Conflits
fleuruscule
Il faisait une chaleur étouffante en ce bel après midi de mai. Tess et Bérénice marchaient silencieusement sur le chemin du retour. Leurs pas résonnaient lourdement sur le bitume sec et brûlant.
Est-ce que tu m'en veux? Demanda soudainement Bérénice.

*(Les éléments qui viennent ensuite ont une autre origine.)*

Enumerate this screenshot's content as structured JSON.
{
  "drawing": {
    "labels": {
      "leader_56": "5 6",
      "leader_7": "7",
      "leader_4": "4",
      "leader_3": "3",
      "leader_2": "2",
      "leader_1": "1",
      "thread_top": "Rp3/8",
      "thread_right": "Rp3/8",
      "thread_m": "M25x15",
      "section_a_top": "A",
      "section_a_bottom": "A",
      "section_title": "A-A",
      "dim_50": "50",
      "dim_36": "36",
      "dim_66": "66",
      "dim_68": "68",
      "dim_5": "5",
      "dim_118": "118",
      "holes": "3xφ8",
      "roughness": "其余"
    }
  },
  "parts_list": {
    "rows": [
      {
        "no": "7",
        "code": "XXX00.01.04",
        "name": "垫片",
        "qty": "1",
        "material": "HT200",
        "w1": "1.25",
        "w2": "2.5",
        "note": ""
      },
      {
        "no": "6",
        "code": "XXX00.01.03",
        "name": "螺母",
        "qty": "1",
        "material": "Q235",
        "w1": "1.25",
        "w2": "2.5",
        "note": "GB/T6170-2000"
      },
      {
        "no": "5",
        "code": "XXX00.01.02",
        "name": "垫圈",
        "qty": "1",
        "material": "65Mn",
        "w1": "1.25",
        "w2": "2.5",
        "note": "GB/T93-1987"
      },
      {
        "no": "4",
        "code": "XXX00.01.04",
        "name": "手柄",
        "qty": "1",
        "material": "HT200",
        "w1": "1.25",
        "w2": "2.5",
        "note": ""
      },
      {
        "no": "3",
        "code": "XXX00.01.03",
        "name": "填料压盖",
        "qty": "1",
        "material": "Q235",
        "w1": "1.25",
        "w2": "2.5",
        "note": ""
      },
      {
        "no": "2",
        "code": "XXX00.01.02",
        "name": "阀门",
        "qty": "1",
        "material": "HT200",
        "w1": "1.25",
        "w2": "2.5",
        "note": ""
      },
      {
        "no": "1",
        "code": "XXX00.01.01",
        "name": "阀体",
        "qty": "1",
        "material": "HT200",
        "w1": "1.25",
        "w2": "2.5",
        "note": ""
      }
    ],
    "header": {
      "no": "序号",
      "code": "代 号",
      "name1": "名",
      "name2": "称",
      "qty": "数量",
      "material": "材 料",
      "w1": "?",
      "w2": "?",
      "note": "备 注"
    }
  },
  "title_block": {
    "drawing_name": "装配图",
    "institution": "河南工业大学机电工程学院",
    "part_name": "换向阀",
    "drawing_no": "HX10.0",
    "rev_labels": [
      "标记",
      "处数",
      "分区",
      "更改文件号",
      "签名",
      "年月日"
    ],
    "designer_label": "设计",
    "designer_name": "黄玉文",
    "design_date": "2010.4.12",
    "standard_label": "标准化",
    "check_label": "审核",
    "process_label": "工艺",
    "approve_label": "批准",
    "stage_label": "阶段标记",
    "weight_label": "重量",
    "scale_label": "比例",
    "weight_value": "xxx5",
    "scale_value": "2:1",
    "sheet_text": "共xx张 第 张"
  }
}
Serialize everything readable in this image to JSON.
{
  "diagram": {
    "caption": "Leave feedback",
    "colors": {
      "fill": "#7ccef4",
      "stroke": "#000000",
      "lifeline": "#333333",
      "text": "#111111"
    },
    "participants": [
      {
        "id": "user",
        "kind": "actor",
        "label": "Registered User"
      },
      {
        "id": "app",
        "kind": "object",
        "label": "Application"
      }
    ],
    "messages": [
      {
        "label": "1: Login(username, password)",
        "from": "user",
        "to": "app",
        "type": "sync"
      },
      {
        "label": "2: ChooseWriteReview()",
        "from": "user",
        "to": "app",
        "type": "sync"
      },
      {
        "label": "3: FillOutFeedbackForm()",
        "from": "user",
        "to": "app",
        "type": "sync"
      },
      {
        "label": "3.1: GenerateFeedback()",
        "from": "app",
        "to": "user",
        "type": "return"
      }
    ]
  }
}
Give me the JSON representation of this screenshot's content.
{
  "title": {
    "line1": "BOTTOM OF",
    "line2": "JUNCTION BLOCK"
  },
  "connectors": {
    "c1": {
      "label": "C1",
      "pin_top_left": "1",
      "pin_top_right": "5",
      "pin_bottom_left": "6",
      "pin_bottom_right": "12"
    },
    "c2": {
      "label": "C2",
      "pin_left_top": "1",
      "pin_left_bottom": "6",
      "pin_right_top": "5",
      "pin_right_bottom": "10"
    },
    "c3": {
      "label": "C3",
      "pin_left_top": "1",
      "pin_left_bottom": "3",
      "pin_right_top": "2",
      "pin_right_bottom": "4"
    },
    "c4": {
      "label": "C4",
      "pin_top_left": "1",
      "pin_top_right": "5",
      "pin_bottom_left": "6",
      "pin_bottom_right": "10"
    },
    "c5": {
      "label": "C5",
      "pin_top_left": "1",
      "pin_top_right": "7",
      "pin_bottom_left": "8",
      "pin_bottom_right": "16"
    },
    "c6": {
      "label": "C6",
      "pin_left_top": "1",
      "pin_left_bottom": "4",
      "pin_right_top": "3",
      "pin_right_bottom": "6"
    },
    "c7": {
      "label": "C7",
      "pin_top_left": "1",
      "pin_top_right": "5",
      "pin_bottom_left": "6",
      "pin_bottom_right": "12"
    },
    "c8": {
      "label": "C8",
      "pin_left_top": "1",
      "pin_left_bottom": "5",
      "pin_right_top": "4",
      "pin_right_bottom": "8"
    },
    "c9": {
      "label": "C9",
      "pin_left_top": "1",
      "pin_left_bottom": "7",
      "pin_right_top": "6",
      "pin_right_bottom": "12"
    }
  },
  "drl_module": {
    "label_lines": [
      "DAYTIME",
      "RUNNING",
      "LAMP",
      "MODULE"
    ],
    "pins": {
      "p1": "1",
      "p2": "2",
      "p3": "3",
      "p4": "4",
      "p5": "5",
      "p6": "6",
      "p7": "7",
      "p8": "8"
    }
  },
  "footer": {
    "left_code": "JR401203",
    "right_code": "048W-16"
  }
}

Craintive, elle avait longuement hésité avant de se décider à prendre la parole, paralysée par le calme inquiétant de son amie. Tess sourit légèrement. Bien sûr qu'elle lui en voulait. Toute personne dans son cas n'aurait pu dire le contraire, même avec la plus grande bonté d'âme. Pourtant, elle savait bien que ce n'était pas de la faute de Bérénice si elle n'avait pas eu ce qu'elle voulait. Aussi se trouvait-elle dans la pire des situations : celle de ne pouvoir détester sainement l'agent de son malheur. C'est pourquoi elle allait répondre "non", comme toute bonne amie le ferait. Avec fairplay et hypocrisie, masquant sa rancune minable derrière des paroles rassurantes. Elle allait mentir parce qu'il le fallait, mais également parce qu'elle ne pouvait supporter l'idée de sa propre mesquinerie.
Mais non.
Le silence s'installa à nouveau. Au fond d'elle, Tess sentait une petite pointe jalouse s'enfoncer insidieusement dans son cœur. Elle le savait, cela reviendrait hanter ses pensées, comme un leitmotiv cruel. Elle éprouvait toute l'irrationalité de sa rancœur, et cela ne faisait qu'accentuer l'intensité de sa colère. Toutes deux marchaient toujours, lentement, chacune prise dans la culpabilité de sa propre situation. À mesure qu'elles avançaient, Tess devinait les regards de plus en plus insistants de sa camarade, qui tentait de percer à jour ses pensées. Elle pouvait lire dans ses orbes sombres, une sorte de bienveillance timide et vacillante, ainsi qu'une pitié à peine déguisée en inquiétude. Bérénice tenta une nouvelle fois de briser le silence. Mais chaque parole qu'elle prononçait ne faisait que plonger son amie dans un mutisme plus obstiné encore. Tess percevait aisément son état d'esprit. Il lui semblait ressentir, au travers de son attitude attentionnée une forme de présomptueux soulagement. Elle entendait ce "ouf" intérieur et provocateur résonner dans le corps soulagé de Bérénice, et vibrer dans toute sa gestuelle. Tout ce qu'elle disait ne changeait rien. Elle voulait la faire taire, mais elle n'en avait même pas la force. Quelque chose de profondément mesquin et lâche en elle, voulait l'accuser, la culpabiliser, la détruire. Un ferment foncièrement mauvais et immature. Malgré tout, Tess restait calme et impassible, s'efforçant même à regarder gentiment son amie, comme pour se disculper de ses mauvaises pensées. Mais elle lui en voulait, elle lui en voulait tellement. Elle se faisait violence pour ne rien dire, pour ne pas crier. Seulement, la véritable violence résidait avant tout dans son imagination jalouse et déçue. Et avec une sorte d'obstination masochiste, brutale et totalement stérile, elle désirait tout rater, ne plus vivre, mourir subitement. Tout plutôt que de devoir composer avec une telle déception.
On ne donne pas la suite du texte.